Overlevering op basis van Europees aanhoudingsbevel met betrekking tot detentieomstandigheden in Portugal

In deze zaak heeft de Rechtbank Amsterdam op 17 augustus 2022 uitspraak gedaan op een vordering ex artikel 23 Overleveringswet (OLW), ingediend door de officier van justitie. De vordering betreft de behandeling van een Europees aanhoudingsbevel (EAB) dat is uitgevaardigd door het Tribunal Judicial da Comarca do Porto in Portugal op 12 juli 2021. De opgeëiste persoon, geboren in 1989 in Portugal, is gedetineerd en zijn identiteit is door de rechtbank vastgesteld. De behandeling van de vordering vond plaats op openbare zittingen op 17 mei 2022 en 3 augustus 2022, waarbij de officier van justitie en de raadsman van de opgeëiste persoon aanwezig waren.

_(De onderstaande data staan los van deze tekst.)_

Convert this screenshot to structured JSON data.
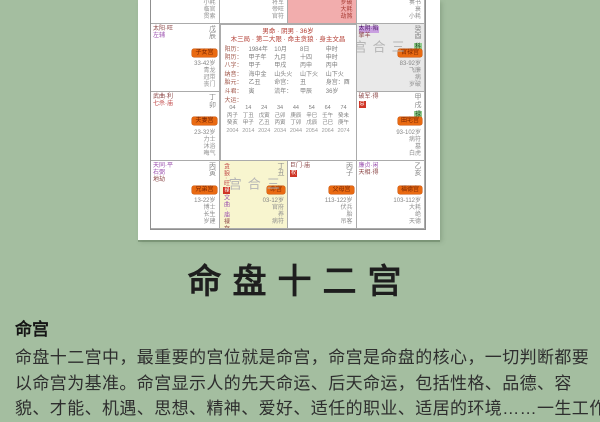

Tijdens de zittingen is er aandacht besteed aan de detentieomstandigheden in Portugal, met name in de gevangenissen van Lissabon, Caxias en Setúbal. De raadsman heeft betoogd dat de detentieomstandigheden in deze instellingen onmenselijk of vernederend zijn, en heeft verzocht om de overlevering te weigeren op grond van artikel 11 OLW. De officier van justitie heeft echter gesteld dat de detentiegarantie van de Portugese autoriteiten voldoende is om aan te nemen dat de opgeëiste persoon niet in een instelling zal worden geplaatst waar een reëel gevaar voor onmenselijke behandeling bestaat.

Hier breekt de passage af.